February 1, 2024  Print

Australian researchers have developed a world first test which aims to identify which COVID-19 patients will need urgent, lifesaving, medical treatment.

The test, developed by teams of researchers from The Westmead Institute for Medical Research (WIMR), the University of Sydney Infectious Diseases Institute (Sydney ID) and the University of Queensland, needs a few drops of blood to predict, with near-perfect accuracy, which COVID-19 patients will develop potentially deadly secondary bacterial infections, such as pneumonia.

Secondary bacterial infection is the number one reason people deteriorate after COVID-19, and this usually occurs in the first seven days to four weeks after diagnosis.

The study that led to the development of this test has been published today in leading journal, Lancet Microbe.

Lead author of the study, WIMR’s Dr Maryam Shojaei said, “The current method to detect secondary bacterial infection is unreliable and time-consuming.  It takes up to three days as it requires examining microbiological culture (namely, growing the bacteria on a petri-dish) in a hospital laboratory.

“This new method overcomes these limitations. It can provide front-line doctors with time-critical information within a matter of hours and with a much higher accuracy (more than 95%).”

Dr Shojaei explained, “It works by eavesdropping on the immune system. It picks up the signal released by the body’s immune system on the first sign of a bacterial infection.

“By picking up this early warning signal, the test can work faster than the conventional microbiological culture method. This gives doctors a better chance to get on top of patient’s infection before it overwhelms them and potentially kills them.  It is a great example of Precision Medicine at work.”

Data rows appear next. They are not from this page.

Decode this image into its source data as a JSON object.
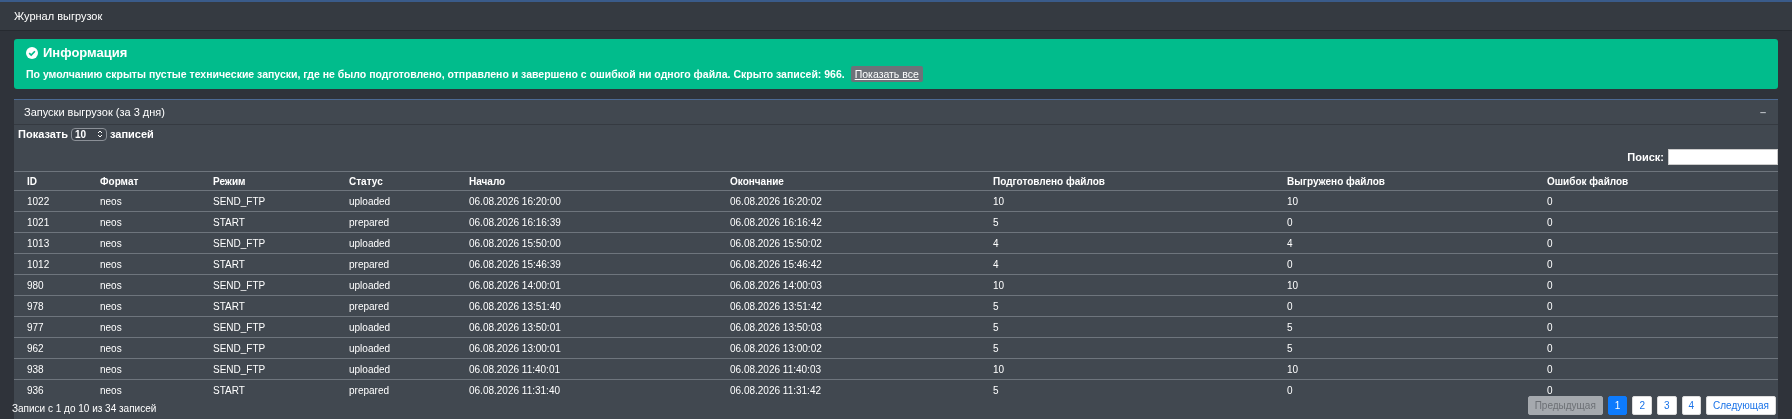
{
  "page_title": "Журнал выгрузок",
  "alert": {
    "title": "Информация",
    "message": "По умолчанию скрыты пустые технические запуски, где не было подготовлено, отправлено и завершено с ошибкой ни одного файла. Скрыто записей: 966.",
    "link": "Показать все"
  },
  "panel": {
    "title": "Запуски выгрузок (за 3 дня)",
    "collapse": "–",
    "length_before": "Показать",
    "length_value": "10",
    "length_after": "записей",
    "search_label": "Поиск:",
    "table": {
      "columns": [
        "ID",
        "Формат",
        "Режим",
        "Статус",
        "Начало",
        "Окончание",
        "Подготовлено файлов",
        "Выгружено файлов",
        "Ошибок файлов"
      ],
      "rows": [
        [
          "1022",
          "neos",
          "SEND_FTP",
          "uploaded",
          "06.08.2026 16:20:00",
          "06.08.2026 16:20:02",
          "10",
          "10",
          "0"
        ],
        [
          "1021",
          "neos",
          "START",
          "prepared",
          "06.08.2026 16:16:39",
          "06.08.2026 16:16:42",
          "5",
          "0",
          "0"
        ],
        [
          "1013",
          "neos",
          "SEND_FTP",
          "uploaded",
          "06.08.2026 15:50:00",
          "06.08.2026 15:50:02",
          "4",
          "4",
          "0"
        ],
        [
          "1012",
          "neos",
          "START",
          "prepared",
          "06.08.2026 15:46:39",
          "06.08.2026 15:46:42",
          "4",
          "0",
          "0"
        ],
        [
          "980",
          "neos",
          "SEND_FTP",
          "uploaded",
          "06.08.2026 14:00:01",
          "06.08.2026 14:00:03",
          "10",
          "10",
          "0"
        ],
        [
          "978",
          "neos",
          "START",
          "prepared",
          "06.08.2026 13:51:40",
          "06.08.2026 13:51:42",
          "5",
          "0",
          "0"
        ],
        [
          "977",
          "neos",
          "SEND_FTP",
          "uploaded",
          "06.08.2026 13:50:01",
          "06.08.2026 13:50:03",
          "5",
          "5",
          "0"
        ],
        [
          "962",
          "neos",
          "SEND_FTP",
          "uploaded",
          "06.08.2026 13:00:01",
          "06.08.2026 13:00:02",
          "5",
          "5",
          "0"
        ],
        [
          "938",
          "neos",
          "SEND_FTP",
          "uploaded",
          "06.08.2026 11:40:01",
          "06.08.2026 11:40:03",
          "10",
          "10",
          "0"
        ],
        [
          "936",
          "neos",
          "START",
          "prepared",
          "06.08.2026 11:31:40",
          "06.08.2026 11:31:42",
          "5",
          "0",
          "0"
        ]
      ]
    },
    "info": "Записи с 1 до 10 из 34 записей",
    "pagination": [
      {
        "label": "Предыдущая",
        "selected": false,
        "disabled": true
      },
      {
        "label": "1",
        "selected": true,
        "disabled": false
      },
      {
        "label": "2",
        "selected": false,
        "disabled": false
      },
      {
        "label": "3",
        "selected": false,
        "disabled": false
      },
      {
        "label": "4",
        "selected": false,
        "disabled": false
      },
      {
        "label": "Следующая",
        "selected": false,
        "disabled": false
      }
    ]
  }
}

The secret behind the test’s accuracy lies in the use of advanced artificial intelligence (AI) in its development.

Dr Meagan Carney from the University of Queensland who is first author of the study explains that the AI algorithm is the secret that underpins the test performance.

“We deploy machine learning, which is a form of AI, to look for signatures hidden in the millions of copies of RNA (sister copies of DNA) circulating in the patient’s blood,” said Dr Carney.

The study represents another successful Australian story in the battle against the COVID-19 pandemic. Originally founded by Dr Benjamin Tang in early 2020, the study assembled teams of scientists and doctors from across the globe (Australia, Southeast Asia, Europe, Middle East and USA) to develop cutting-edge technology to better diagnose COVID-19 patients. Now in its fourth year, the consortium has already published several landmark scientific papers.

Dr Shojaei added, “We hope this study will lead to the development of a simple blood test that can help during future pandemics with other viral infections. This type of test will be extremely valuable for the triage of patients when hospitals are running near or beyond capacity.